The Chopin Cello Sonata should actually come out like this, played by true virtuosi- like these two ones here, one of the greatest ones of the latter part of the last century, MSISTLAV ROSTROPOVICH and MARTHA ARGERICH. After all,it was the same way the work was conceived in the first place; Chopin of course was an amazing artist with his piano and August Franchomme, whom the sonata is dedicated, a great cello virtuoso. With him the composer gave the first performance in Paris a year before he died, in 1848 (inconceivably omitting the first movement).

August Franchomme was himself a composer and a long-time friend of Chopins, their friendsip going all the way back to early 1830s upon his arrival to Paris. He also assisted Chopin negotiating his publishers after his "kind-of-a friend-but-actually-more-of-a secretary" Julian Fontana had left Europe for United States-possibly due to his exhaustion caused by Chopins increasing requests and errands (once even asking him to send CAKE from Paris- to Nohant!!).

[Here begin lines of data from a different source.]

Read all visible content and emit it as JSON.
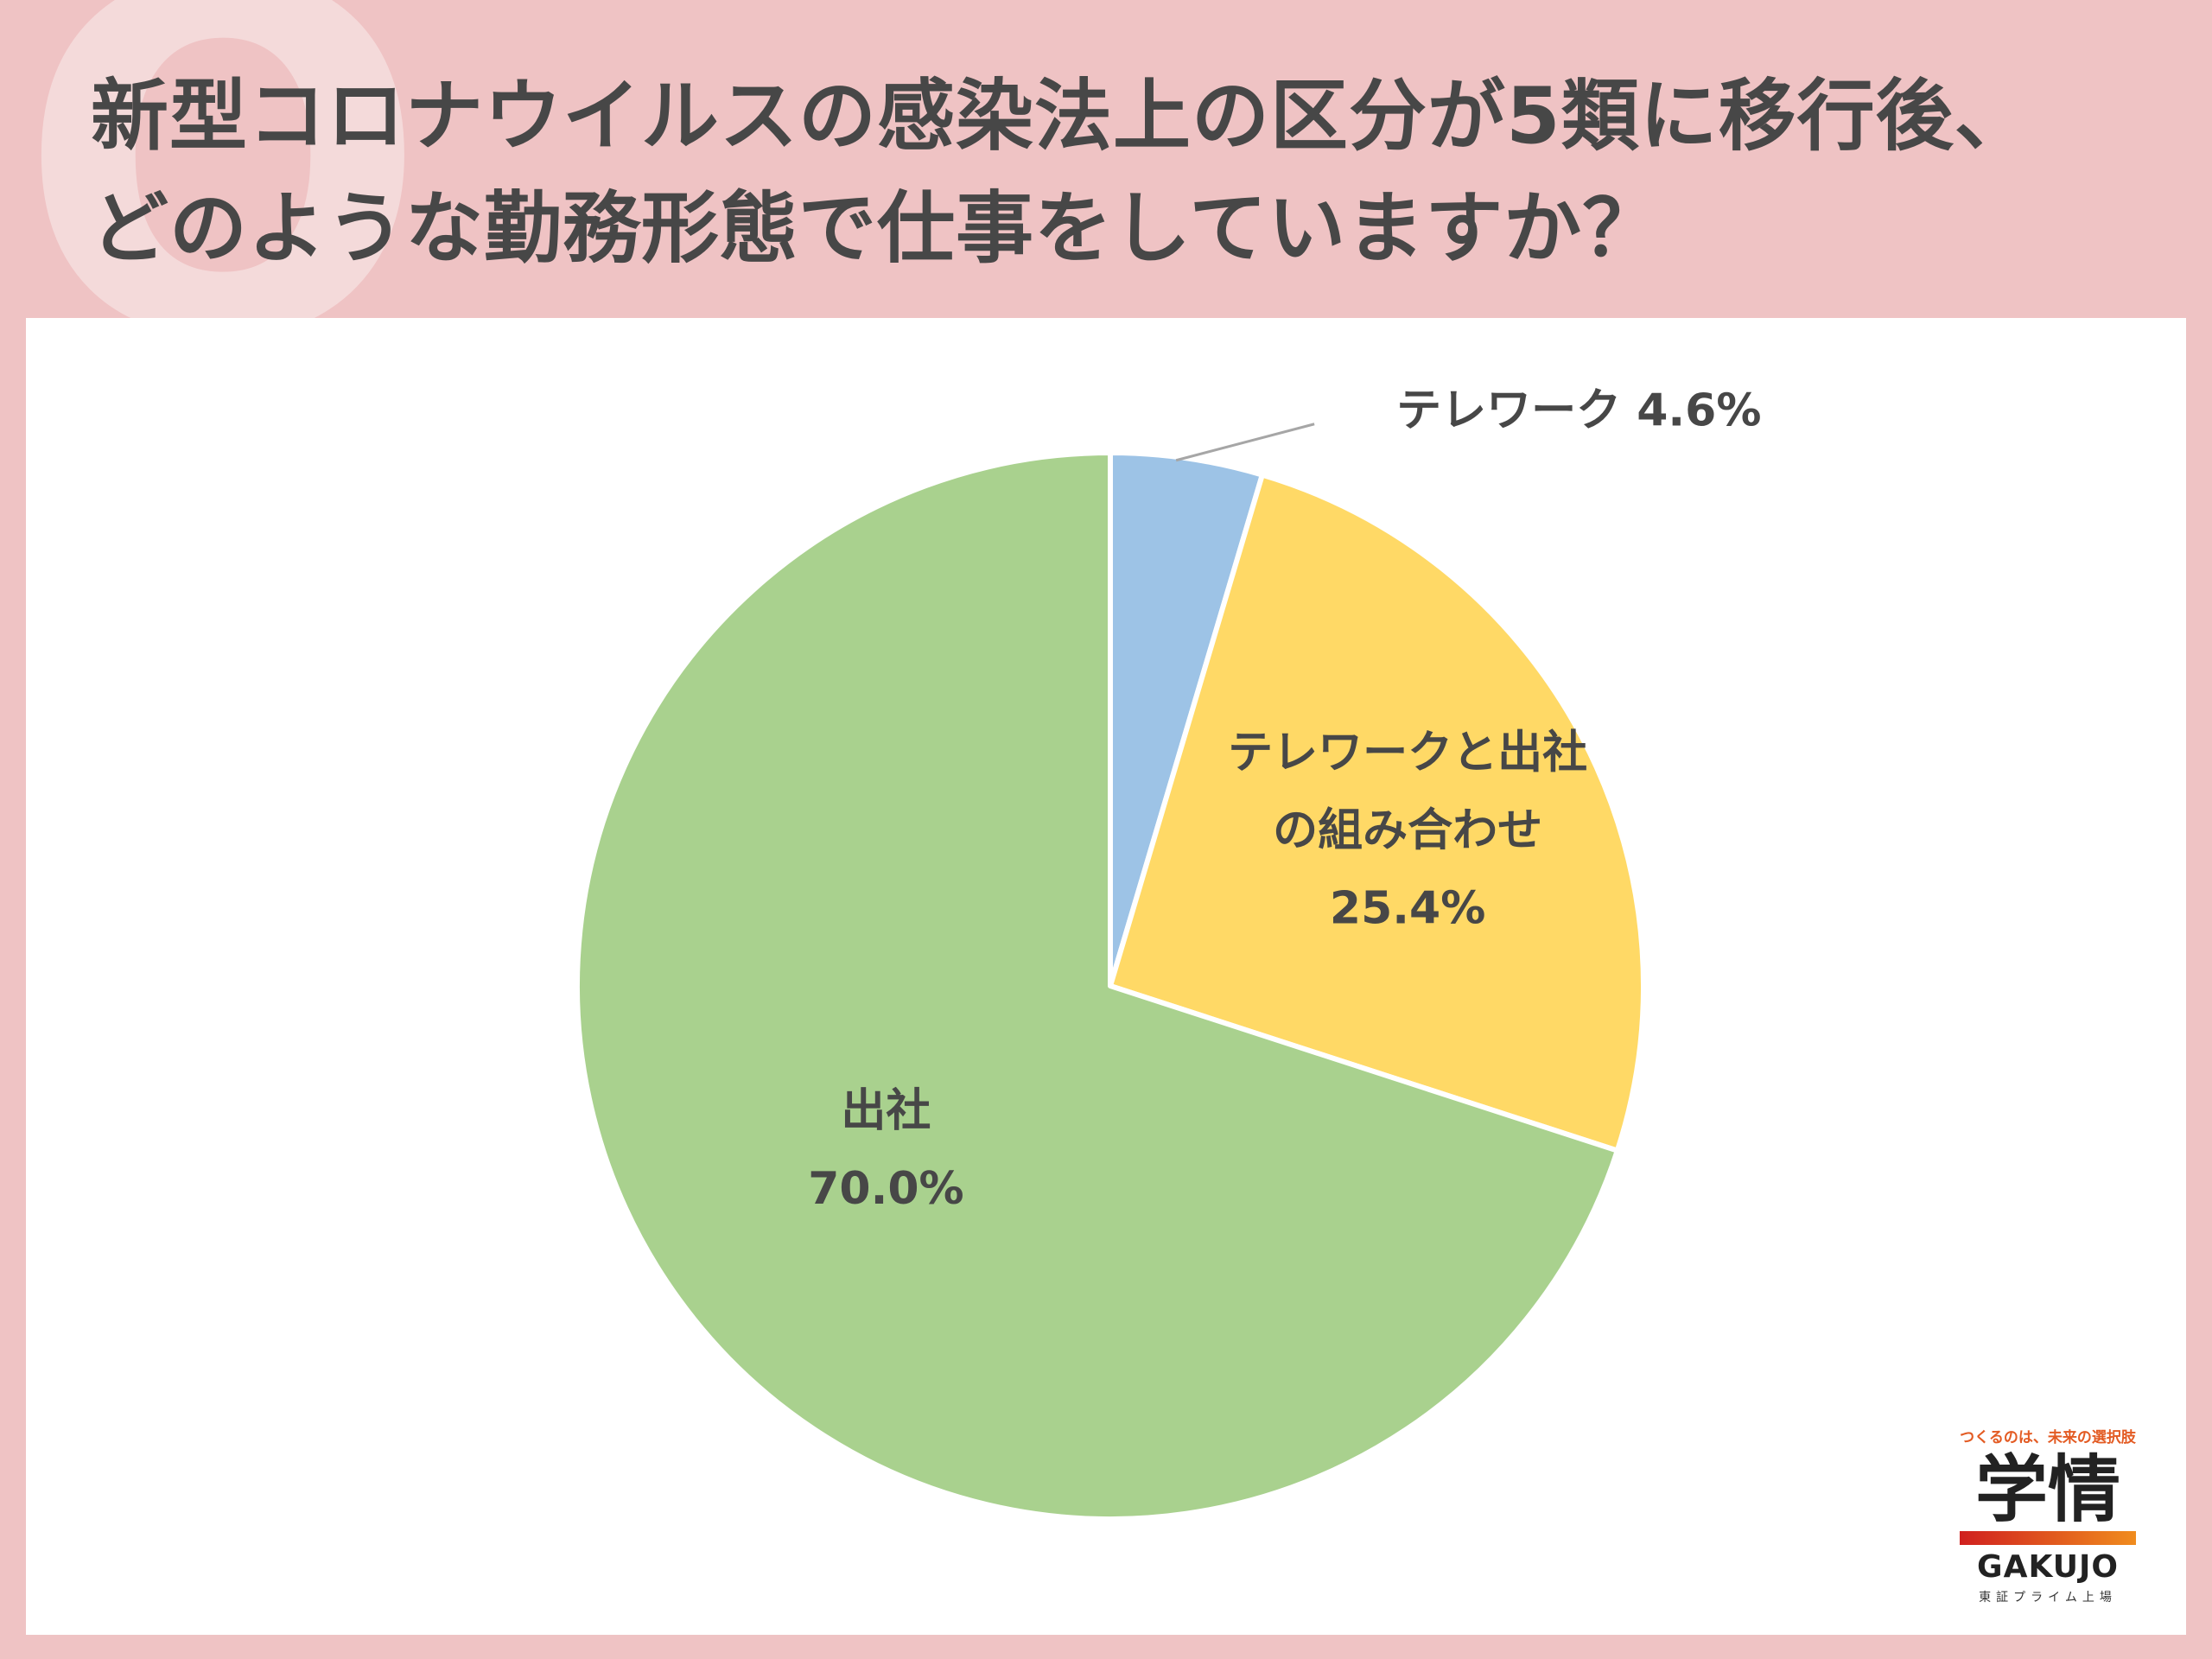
{
  "header": {
    "title_line1": "新型コロナウイルスの感染法上の区分が5類に移行後、",
    "title_line2": "どのような勤務形態で仕事をしていますか？"
  },
  "chart_data": {
    "type": "pie",
    "slices": [
      {
        "label": "テレワーク",
        "value": 4.6,
        "value_label": "4.6%",
        "color": "#9dc3e6"
      },
      {
        "label_lines": [
          "テレワークと出社",
          "の組み合わせ"
        ],
        "value": 25.4,
        "value_label": "25.4%",
        "color": "#ffd966"
      },
      {
        "label": "出社",
        "value": 70.0,
        "value_label": "70.0%",
        "color": "#a9d18e"
      }
    ],
    "start": "12 o'clock",
    "direction": "clockwise",
    "slice_border_color": "#ffffff"
  },
  "logo": {
    "tagline": "つくるのは、未来の選択肢",
    "mark": "学情",
    "name_en": "GAKUJO",
    "sub": "東証プライム上場",
    "bar_colors": [
      "#d0201f",
      "#f08c1e"
    ]
  }
}
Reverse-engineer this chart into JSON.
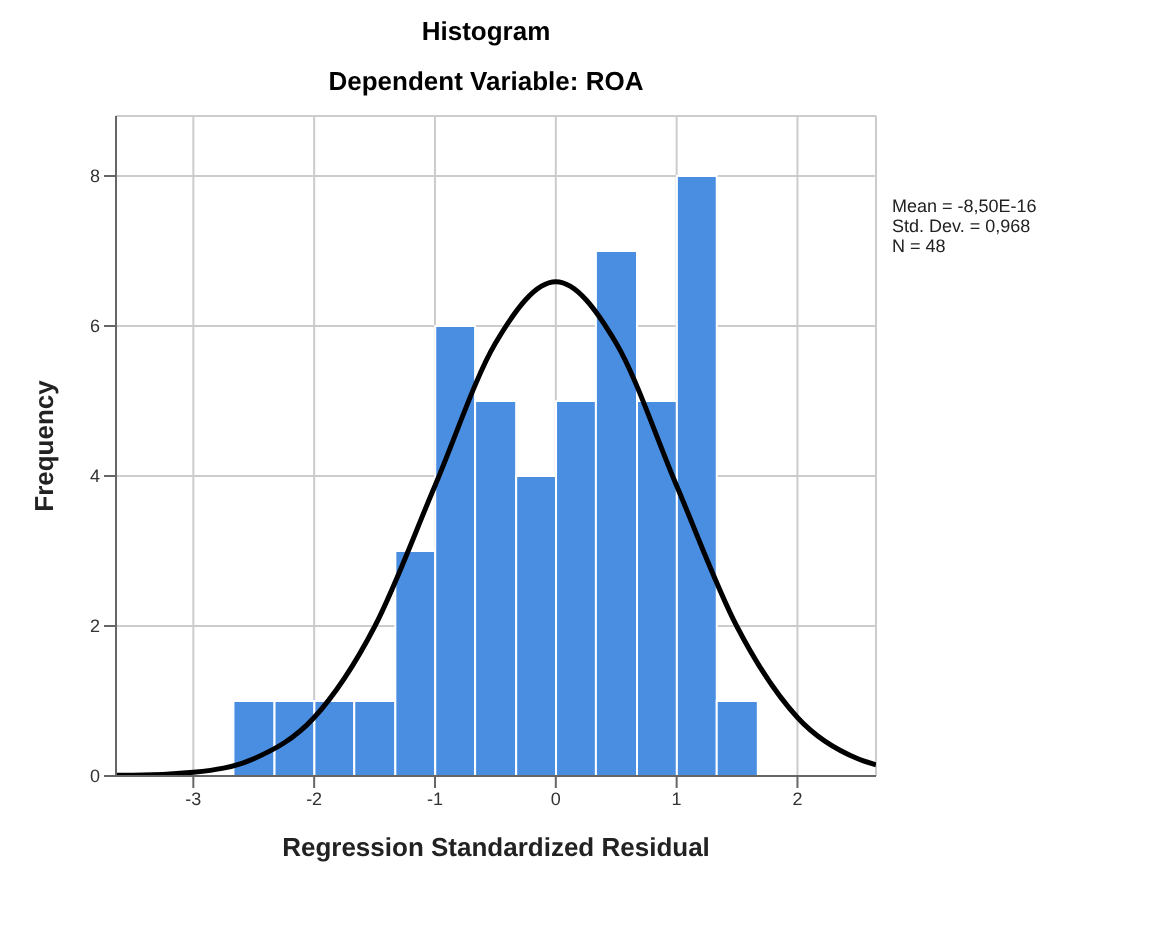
{
  "chart_data": {
    "type": "histogram",
    "title": "Histogram",
    "subtitle": "Dependent Variable: ROA",
    "xlabel": "Regression Standardized Residual",
    "ylabel": "Frequency",
    "bins": [
      -2.67,
      -2.33,
      -2.0,
      -1.67,
      -1.33,
      -1.0,
      -0.67,
      -0.33,
      0.0,
      0.33,
      0.67,
      1.0,
      1.33,
      1.67
    ],
    "values": [
      1,
      1,
      1,
      1,
      3,
      6,
      5,
      4,
      5,
      7,
      5,
      8,
      1
    ],
    "color": "#4a8ee2",
    "series": [
      {
        "type": "line",
        "color": "#000000",
        "x": [
          -3.64,
          -3.5,
          -3.0,
          -2.5,
          -2.0,
          -1.5,
          -1.0,
          -0.5,
          0.0,
          0.5,
          1.0,
          1.5,
          2.0,
          2.5,
          2.65
        ],
        "values": [
          0.01,
          0.01,
          0.05,
          0.23,
          0.78,
          1.99,
          3.87,
          5.77,
          6.59,
          5.77,
          3.87,
          1.99,
          0.78,
          0.23,
          0.15
        ]
      }
    ],
    "xlim": [
      -3.64,
      2.65
    ],
    "xticks": [
      -3,
      -2,
      -1,
      0,
      1,
      2
    ],
    "ylim": [
      0,
      8.8
    ],
    "yticks": [
      0,
      2,
      4,
      6,
      8
    ],
    "grid": true,
    "annotations": [
      "Mean = -8,50E-16",
      "Std. Dev. = 0,968",
      "N = 48"
    ]
  }
}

Chopin and Franchomme collaborated in 1831-32 composing a joint composition, a kind of a free fantasia-potpourri on the themes of a Grand Opera by Giocamo Mayerbeer called "Robert le Diable". The work was published under the heading "Grand duo concertante". For Chopin it must have been an experience which gave him an intimate understanding of the possibilities of the cello, little similar to-for instance- the collaboration of the violinist Paul Kochanski and Karol Szymanowski some 80 years later (Kochanski for examble composed the cadenzas of both of the violin concertos by Szymanowski).